- Badulia Location in West Bengal, India Badulia Badulia (India)
- Coordinates: 23°08′45″N 87°48′30″E﻿ / ﻿23.145833°N 87.808333°E
- Country: India
- State: West Bengal
- District: Purba Bardhaman

Population (2011)
- • Total: 3,905

Languages
- • Official: Bengali, English
- Time zone: UTC+5:30 (IST)
- Lok Sabha constituency: Bishnupur
- Vidhan Sabha constituency: Khandaghosh
- Website: purbabardhaman.gov.in

= Badulia =

Badulia is a village in Khandaghosh CD Block in Bardhaman Sadar South subdivisionof the Purba Bardhaman district in the state of West Bengal in India.

== Geography ==
Badulia is at an average elevation of 35 meters. It lies to the south of the Damodar River, on the alluvial plains between the Damodar and the Dwarakeswar River rivers. As a result, it has been a flood-prone area.

Badulia is 18 km from Khandaghosh and 12 km from Bardhaman. Most of the village falls on the west side of the Burdwan—Arambag Road. The Ghanaram Chakraborty Sarani, originating perpendicularly from the Burdwan—Arambag, road bisects the village.

=== Administration ===
The village Badulia is in the Sagrai Gram Pachayet. The panchayat office is located in the central area of the village. The Block Development Office is 1 km from the Badulia bus stop.

==Demographics==
As per the 2011 Census of India Badulia had a total population of 3,905, of which 2,011 (51%) were males and 1,894 (49%) were females. Population below 6 years was 408. The total number of literates in Badulia was 2,778 (79.44% of the population over 6 years).

== Health ==
After long years of independence there is no public health system in this village. as this village is well connected with the district headquarters and its district hospital and private hospital people has not suffered too much. Apart from that though there is scarcity of expert medical practitioner in this village there are a few numbers of private pharmacy and elementary practitioners who serves in minor cases.

== Politics ==
In more recent years, as of 2017, there has been a dramatic change in the election scenario of this area. TMC won the Bishnupur Lok Sabha seat in 2014. It won the Khandaghosh Vidhan Sabha seat in 2016. In the Khandaghosh Panchayat Samiti election in 2013, TMC won 17 seats against 8 of CPI(M), 3 independents and 1 RSP.

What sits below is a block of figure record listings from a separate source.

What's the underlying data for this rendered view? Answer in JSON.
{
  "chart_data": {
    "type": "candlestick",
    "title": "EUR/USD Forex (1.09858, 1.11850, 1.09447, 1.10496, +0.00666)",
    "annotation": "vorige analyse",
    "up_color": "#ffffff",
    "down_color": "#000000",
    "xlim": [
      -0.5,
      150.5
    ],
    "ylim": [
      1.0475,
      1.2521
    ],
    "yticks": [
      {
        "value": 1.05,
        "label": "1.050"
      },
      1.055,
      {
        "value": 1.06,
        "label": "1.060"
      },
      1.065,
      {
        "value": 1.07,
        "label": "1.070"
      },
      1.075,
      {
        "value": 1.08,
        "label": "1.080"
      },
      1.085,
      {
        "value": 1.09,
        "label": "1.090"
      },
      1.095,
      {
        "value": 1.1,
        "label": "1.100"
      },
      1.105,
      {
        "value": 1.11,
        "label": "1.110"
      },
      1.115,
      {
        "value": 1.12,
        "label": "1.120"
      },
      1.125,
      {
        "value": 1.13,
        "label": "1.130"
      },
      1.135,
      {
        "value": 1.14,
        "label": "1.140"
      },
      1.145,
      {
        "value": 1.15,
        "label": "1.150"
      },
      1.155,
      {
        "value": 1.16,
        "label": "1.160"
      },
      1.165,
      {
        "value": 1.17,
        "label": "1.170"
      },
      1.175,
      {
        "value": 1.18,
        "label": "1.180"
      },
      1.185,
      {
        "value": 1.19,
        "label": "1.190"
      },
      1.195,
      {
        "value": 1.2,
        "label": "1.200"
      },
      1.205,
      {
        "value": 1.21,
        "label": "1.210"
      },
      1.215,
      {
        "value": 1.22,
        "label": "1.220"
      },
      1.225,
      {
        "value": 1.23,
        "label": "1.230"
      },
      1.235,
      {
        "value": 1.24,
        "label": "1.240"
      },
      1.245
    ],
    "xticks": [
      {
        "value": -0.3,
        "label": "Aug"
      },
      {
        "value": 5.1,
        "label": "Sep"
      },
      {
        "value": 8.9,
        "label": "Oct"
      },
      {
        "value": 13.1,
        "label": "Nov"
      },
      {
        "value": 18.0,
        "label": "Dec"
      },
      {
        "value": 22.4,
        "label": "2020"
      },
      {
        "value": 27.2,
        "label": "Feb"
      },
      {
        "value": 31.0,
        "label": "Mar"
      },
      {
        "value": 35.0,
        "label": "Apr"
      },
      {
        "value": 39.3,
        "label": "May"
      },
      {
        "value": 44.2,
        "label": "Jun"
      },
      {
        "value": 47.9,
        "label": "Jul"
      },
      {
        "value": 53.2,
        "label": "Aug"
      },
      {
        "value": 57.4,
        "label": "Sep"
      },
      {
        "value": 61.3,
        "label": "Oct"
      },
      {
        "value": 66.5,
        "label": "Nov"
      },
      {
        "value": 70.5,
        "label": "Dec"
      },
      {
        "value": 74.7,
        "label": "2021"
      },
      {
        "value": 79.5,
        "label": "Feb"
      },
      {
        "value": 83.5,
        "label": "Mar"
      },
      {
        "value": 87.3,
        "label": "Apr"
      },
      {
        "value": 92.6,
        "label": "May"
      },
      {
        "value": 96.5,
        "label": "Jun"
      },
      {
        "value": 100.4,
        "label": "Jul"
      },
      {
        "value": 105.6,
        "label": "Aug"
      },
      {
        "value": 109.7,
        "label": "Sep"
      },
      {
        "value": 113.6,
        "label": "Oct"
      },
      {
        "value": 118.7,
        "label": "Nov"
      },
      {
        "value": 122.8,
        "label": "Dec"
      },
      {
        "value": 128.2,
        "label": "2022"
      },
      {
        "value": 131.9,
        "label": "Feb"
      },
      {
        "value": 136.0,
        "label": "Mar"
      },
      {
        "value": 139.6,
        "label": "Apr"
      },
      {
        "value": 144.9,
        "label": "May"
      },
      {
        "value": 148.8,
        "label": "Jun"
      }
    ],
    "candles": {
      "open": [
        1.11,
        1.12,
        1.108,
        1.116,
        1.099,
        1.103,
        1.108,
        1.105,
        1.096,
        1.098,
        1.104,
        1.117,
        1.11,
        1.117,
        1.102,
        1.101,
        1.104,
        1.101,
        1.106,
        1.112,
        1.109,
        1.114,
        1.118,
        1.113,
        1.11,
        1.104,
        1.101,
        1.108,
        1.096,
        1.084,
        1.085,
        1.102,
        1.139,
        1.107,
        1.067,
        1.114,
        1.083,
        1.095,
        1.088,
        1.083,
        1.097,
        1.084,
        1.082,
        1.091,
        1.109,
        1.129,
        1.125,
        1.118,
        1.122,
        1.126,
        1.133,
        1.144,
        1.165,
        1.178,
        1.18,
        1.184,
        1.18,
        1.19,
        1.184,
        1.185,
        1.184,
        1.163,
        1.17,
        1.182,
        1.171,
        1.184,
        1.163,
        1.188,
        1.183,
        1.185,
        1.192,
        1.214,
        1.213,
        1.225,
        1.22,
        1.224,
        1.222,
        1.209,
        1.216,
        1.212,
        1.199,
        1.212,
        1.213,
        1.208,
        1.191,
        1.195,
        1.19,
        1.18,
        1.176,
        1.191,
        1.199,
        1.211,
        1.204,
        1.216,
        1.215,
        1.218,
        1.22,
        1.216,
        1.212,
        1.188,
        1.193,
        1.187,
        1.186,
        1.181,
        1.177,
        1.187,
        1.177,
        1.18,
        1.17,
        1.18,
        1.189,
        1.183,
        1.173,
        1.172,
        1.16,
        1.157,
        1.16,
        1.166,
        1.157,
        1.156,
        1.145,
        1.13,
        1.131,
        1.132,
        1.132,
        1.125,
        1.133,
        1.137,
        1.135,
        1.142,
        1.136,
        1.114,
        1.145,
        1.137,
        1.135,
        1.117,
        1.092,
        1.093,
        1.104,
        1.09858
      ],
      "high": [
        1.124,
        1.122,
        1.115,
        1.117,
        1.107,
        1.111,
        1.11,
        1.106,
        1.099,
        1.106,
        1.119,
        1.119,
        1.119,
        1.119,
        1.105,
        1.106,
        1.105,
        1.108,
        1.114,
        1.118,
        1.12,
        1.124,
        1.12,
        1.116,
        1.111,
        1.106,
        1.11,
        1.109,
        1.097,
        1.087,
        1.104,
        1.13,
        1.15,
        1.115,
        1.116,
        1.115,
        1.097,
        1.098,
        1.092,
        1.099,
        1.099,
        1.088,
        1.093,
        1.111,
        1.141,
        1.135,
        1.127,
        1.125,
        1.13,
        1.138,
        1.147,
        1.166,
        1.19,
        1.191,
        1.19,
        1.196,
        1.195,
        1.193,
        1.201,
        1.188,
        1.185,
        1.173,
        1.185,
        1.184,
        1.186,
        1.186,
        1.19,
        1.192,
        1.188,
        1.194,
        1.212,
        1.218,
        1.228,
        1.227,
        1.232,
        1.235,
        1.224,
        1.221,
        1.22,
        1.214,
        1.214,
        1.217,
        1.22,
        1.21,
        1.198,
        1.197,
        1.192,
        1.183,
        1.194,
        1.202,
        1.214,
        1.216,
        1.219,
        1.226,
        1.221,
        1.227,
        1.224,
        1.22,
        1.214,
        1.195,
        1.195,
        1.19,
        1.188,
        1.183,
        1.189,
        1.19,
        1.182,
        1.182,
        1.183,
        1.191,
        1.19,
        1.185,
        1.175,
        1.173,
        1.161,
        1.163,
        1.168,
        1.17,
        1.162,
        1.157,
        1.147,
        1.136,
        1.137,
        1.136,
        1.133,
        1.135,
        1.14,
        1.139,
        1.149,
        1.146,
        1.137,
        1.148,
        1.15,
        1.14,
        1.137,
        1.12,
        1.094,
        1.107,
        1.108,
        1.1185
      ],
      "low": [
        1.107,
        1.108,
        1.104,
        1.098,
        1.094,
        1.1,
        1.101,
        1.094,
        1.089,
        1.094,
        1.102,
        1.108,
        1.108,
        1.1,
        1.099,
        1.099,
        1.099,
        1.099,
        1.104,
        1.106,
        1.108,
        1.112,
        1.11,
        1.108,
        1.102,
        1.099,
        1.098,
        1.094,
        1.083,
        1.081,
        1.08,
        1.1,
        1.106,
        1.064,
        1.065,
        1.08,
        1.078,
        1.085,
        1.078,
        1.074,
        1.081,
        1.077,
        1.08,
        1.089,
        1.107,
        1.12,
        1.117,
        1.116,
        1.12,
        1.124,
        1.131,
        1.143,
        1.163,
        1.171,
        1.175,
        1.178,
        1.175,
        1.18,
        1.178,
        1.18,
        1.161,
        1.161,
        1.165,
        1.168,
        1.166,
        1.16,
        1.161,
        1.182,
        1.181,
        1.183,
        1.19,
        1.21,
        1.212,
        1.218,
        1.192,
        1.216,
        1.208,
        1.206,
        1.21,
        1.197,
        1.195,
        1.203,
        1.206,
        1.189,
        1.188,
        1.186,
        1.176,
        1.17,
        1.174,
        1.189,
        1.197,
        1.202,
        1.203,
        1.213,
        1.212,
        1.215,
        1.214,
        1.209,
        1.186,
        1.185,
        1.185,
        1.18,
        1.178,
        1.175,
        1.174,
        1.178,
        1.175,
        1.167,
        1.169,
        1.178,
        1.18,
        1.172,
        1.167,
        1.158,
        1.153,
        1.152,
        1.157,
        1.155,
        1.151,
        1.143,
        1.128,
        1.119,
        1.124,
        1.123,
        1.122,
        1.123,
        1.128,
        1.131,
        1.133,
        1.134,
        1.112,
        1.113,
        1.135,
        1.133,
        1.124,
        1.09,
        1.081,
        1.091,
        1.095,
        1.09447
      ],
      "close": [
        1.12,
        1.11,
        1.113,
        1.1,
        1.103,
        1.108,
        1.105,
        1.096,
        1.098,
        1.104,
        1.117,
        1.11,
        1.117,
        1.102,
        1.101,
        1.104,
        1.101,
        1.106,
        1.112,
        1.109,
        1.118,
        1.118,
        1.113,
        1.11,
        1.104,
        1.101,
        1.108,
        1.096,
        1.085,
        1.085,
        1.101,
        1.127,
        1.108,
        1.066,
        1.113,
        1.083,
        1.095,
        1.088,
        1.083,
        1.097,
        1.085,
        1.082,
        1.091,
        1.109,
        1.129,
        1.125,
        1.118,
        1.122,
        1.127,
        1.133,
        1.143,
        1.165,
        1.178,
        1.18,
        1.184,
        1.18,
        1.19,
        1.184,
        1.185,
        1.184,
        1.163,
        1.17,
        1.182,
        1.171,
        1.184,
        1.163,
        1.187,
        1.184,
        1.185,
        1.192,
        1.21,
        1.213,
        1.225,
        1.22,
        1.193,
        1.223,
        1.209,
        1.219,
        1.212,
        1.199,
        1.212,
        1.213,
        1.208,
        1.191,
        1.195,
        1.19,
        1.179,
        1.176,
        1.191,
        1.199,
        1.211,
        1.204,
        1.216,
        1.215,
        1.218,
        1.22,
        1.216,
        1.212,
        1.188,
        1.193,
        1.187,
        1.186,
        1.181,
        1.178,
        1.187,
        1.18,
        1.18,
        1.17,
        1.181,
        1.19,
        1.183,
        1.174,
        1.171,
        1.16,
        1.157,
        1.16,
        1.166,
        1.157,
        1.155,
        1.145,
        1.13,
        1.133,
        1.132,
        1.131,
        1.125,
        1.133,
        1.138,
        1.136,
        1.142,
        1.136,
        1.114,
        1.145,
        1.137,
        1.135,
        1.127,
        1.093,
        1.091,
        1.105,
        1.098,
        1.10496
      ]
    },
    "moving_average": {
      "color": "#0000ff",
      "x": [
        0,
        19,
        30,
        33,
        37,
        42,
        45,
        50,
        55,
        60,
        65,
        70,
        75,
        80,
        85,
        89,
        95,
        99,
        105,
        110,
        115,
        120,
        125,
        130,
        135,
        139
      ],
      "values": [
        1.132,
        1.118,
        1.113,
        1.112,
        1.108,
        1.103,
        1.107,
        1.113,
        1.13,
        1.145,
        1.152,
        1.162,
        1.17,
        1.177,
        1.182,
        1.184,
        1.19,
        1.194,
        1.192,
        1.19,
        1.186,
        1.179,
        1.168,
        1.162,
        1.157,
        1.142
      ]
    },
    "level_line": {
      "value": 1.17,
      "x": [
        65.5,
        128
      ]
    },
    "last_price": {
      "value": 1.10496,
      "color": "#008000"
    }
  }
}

For an overview of the economy etc. see Khandaghosh (community development block) and Bardhaman Sadar South subdivision

The major political party in this village was Communist Party of India (Marxist). The other political parties were All India Trinamool Congress (AITC), Bharatiya Janata Party (BJP) and Communist Party of Bharat (CPB). In this area all the portfolio from gram panchayet to Member of Parliament were from CPI(M).